Throughout one’s previous lives, a colossal amount of karma has been generated and amassed in the sub-conscious mind. The volume of karma amassed in the sub-conscious mind is so exorbitant that it cannot possibly be consummated in a single lifetime. Therefore, for each successive reincarnation, a certain quantity of karma is extracted from the sub-conscious mind and precipitated upon the bearer, as the governing framework of his contemporary life. The remainder of the karma is stored in the individual’s karmic depository, waiting to be apportioned piecemeal, during subsequent successive lives.
New or Future Karma

This depicts the sum total of karma fabricated during this contemporary life. Some of the karma generated during the current life might yield all or some of their legitimate results during this contemporary life; for instance, a child who is tenacious in academic pursuit might subsequently obtain convenient employment opportunities. On the other hand, the dispensation of deeds of altruism might not eventuate into fruition during this lifetime; but the individual can be fully assured that he will reap the full scale of those consequences during another lifetime.
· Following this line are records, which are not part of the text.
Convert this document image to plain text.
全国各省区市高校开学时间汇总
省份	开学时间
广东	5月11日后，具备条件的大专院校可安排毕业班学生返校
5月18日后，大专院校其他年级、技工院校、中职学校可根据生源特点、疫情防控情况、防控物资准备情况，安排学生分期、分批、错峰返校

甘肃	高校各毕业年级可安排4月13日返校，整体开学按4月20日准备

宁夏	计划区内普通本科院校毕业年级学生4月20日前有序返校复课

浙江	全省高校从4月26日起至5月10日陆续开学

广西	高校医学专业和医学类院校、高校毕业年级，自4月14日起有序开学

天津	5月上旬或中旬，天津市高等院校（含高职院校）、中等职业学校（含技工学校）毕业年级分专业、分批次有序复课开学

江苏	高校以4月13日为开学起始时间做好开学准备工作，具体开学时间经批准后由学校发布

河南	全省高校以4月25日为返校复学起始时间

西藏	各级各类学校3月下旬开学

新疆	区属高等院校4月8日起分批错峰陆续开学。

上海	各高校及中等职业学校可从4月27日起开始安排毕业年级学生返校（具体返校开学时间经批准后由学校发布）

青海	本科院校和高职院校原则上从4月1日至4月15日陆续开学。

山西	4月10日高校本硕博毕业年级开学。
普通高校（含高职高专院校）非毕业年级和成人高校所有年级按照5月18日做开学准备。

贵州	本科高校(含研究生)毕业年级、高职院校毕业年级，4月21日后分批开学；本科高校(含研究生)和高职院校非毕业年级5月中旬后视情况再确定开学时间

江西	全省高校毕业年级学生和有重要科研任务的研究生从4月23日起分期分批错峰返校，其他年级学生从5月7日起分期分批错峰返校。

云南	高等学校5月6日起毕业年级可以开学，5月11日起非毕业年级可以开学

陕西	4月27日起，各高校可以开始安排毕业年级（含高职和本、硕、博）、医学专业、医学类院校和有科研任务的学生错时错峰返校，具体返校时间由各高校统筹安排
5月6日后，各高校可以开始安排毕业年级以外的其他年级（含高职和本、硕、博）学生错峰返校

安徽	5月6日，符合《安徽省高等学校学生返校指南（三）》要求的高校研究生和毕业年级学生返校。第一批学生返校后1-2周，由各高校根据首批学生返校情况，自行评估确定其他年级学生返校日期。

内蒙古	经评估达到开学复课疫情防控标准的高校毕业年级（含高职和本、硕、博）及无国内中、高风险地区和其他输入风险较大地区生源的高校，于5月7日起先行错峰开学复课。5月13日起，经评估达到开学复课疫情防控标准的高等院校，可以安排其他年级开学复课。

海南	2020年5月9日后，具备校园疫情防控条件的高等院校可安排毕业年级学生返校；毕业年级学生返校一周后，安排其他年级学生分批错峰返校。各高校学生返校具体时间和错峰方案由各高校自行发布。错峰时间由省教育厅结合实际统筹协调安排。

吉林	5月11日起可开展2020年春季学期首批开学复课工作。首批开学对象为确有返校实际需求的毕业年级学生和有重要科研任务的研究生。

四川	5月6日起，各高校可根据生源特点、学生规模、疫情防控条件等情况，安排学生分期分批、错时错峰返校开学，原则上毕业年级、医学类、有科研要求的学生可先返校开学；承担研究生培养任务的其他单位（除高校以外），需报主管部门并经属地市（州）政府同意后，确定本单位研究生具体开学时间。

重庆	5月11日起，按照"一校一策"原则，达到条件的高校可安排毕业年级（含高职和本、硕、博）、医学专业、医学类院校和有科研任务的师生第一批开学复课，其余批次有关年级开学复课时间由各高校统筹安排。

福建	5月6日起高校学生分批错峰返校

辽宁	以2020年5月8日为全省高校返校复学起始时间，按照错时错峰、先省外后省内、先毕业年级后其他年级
Karma can also be segmented into another format, which is ancillary or perhaps complementary to the initial segmentation. Thus, it is common to speak of:
1.                            Instant Karma and,
2.                            Mass Karma
Instant karma implies that the deed executed has yielded an instantaneous consequence; for instance, when one drinks water, one’s thirst is instantly quenched. Also, when one sanitises one’s mouth through brushing, the instant effect is clean teeth, a tidy tongue and fresh breath.
Mass karma is the karma that prevails on a wider collective scale, and can apply to the entire globe, a particular continent, nation or region. This category can assume either a wholesome or an unwholesome character. Instances of mass unwholesome karma had been observed to unleash such agonising consequences upon humanity; for instance, in the form of seismic calamities and other natural disasters such as floods, drought, famine, and even aeroplane crashes etc. The gruesome massacre of animals also generates collective karmic retributions in the form of wars; and the resultant massacre of substantial numbers of people in battle grounds.